As for outsourcing, it is really not as big a part of the VC pie as the nativists would have you believe.
@Joe: Actually VCs always distribute IPO or merger proceeds to their investors — they aren’t allowed to reinvest those funds. But, they will typically get a portion of that money back when they start a new fund. In any case, I basically agree with you that the SF Bay Area has good prospects despite the current dip in economic conditions. The area continues to attract bright, innovative people who want to live here and build companies; and there is a unique infrastructure that supports their efforts. I am not sure why Tipster is so pessimistic — maybe it is because, as he admits, he only has half of a brain (which is just not enough to be successful here).
Why so short?
@Noe, I don’t think I said they hold onto the money. They limit investors to one day a year they can get their cash back. They generally do not cash out all their stock at ipo, but hold onto it and board seats on the ipoed companies. This helps minimize the supply of stock and keeps the price up. If the ipoed company is profitable, they can use the company’s cash flow to buy other companies from their portfolio. VC’s have been known to take as long as 20 years to cash out after an ipo, so expect to see Google buying a lot of companies backed by VC’s that hold board seats or in which Google’s executives chose to invest. VC’s want to keep things in their portfolios for as long as possible so they keep collecting management fees too. I don’t know that the VC’s want to make money for their investors as much as they want to make money for themselves (and the next fund has to be raised by the next managing partner, so there is no real incentive for the current managing partner to treat investors kindly). Still, the bay area is very lucky to have them here.
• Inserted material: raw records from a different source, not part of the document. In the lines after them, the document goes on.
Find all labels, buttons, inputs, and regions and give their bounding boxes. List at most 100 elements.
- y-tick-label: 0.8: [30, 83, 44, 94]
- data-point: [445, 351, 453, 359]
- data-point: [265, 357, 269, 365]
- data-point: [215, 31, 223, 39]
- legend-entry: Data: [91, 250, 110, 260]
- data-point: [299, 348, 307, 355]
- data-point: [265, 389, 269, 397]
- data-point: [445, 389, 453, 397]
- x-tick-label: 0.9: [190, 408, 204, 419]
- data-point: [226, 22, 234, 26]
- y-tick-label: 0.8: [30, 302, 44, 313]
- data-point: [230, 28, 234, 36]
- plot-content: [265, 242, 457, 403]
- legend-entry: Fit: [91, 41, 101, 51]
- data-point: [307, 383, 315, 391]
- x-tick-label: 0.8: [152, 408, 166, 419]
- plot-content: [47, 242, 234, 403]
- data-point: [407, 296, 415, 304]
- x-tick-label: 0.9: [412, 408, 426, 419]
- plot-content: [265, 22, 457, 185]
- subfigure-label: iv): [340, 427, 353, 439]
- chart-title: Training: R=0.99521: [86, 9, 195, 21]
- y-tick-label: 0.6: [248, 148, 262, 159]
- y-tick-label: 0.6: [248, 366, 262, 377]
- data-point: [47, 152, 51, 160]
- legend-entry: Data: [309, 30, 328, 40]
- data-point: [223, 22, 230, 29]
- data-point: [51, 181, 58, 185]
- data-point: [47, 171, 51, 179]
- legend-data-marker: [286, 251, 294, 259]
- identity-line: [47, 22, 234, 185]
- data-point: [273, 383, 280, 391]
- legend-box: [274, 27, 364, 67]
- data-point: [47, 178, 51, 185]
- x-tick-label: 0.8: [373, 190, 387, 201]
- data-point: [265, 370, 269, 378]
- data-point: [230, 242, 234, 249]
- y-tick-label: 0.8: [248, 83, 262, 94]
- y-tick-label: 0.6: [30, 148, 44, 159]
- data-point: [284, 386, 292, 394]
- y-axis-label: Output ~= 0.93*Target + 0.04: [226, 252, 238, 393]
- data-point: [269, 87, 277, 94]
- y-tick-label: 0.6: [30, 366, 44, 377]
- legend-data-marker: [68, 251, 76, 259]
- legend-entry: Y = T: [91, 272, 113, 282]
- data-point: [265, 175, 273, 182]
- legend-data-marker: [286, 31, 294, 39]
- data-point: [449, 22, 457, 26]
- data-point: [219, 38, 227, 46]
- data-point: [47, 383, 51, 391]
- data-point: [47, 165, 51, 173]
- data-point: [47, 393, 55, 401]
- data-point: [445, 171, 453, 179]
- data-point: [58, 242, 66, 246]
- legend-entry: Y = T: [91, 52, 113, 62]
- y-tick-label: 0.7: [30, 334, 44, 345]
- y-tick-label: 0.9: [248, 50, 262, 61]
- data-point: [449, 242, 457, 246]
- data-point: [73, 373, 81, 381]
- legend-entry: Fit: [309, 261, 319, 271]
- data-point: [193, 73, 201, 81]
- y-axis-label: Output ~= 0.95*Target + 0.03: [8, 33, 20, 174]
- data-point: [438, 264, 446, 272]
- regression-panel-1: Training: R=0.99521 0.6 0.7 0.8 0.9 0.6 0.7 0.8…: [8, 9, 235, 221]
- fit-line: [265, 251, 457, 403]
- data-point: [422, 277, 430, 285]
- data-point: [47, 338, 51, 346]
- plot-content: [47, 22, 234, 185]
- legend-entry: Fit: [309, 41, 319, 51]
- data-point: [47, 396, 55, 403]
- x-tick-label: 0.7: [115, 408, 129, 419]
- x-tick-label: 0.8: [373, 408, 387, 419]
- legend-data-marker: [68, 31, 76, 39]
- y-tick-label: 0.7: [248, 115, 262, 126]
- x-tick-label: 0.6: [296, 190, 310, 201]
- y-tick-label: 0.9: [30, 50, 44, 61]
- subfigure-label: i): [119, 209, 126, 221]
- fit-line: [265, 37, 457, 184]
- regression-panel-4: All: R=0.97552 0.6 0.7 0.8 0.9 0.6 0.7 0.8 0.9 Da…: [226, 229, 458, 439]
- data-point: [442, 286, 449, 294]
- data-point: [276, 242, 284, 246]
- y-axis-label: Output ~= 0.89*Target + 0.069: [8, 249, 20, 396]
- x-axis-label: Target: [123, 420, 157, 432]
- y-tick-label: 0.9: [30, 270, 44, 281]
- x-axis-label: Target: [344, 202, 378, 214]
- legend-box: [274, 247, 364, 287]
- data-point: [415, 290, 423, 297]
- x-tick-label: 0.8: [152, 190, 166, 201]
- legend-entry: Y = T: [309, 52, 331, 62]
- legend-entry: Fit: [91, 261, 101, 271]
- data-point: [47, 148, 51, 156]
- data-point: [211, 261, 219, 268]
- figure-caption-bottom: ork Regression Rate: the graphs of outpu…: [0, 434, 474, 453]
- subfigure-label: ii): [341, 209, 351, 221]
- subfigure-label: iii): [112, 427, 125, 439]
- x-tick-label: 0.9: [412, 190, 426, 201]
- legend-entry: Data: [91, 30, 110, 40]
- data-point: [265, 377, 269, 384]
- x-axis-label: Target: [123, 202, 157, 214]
I don’t understand the pessimism either. I think some people are just perma-bears– for some the idea that the economy and/or humankind are falling off a precipice is a matter of faith. I prefer to see the light at the end of the tunnel. We having nothing to fear but fear itself…. Well, okay, we can fear the reaper.
Excuse me but I think somebody dropped something on your warehouse.
I don’t mind the renderings above but the one at the site below make the project much less appealing.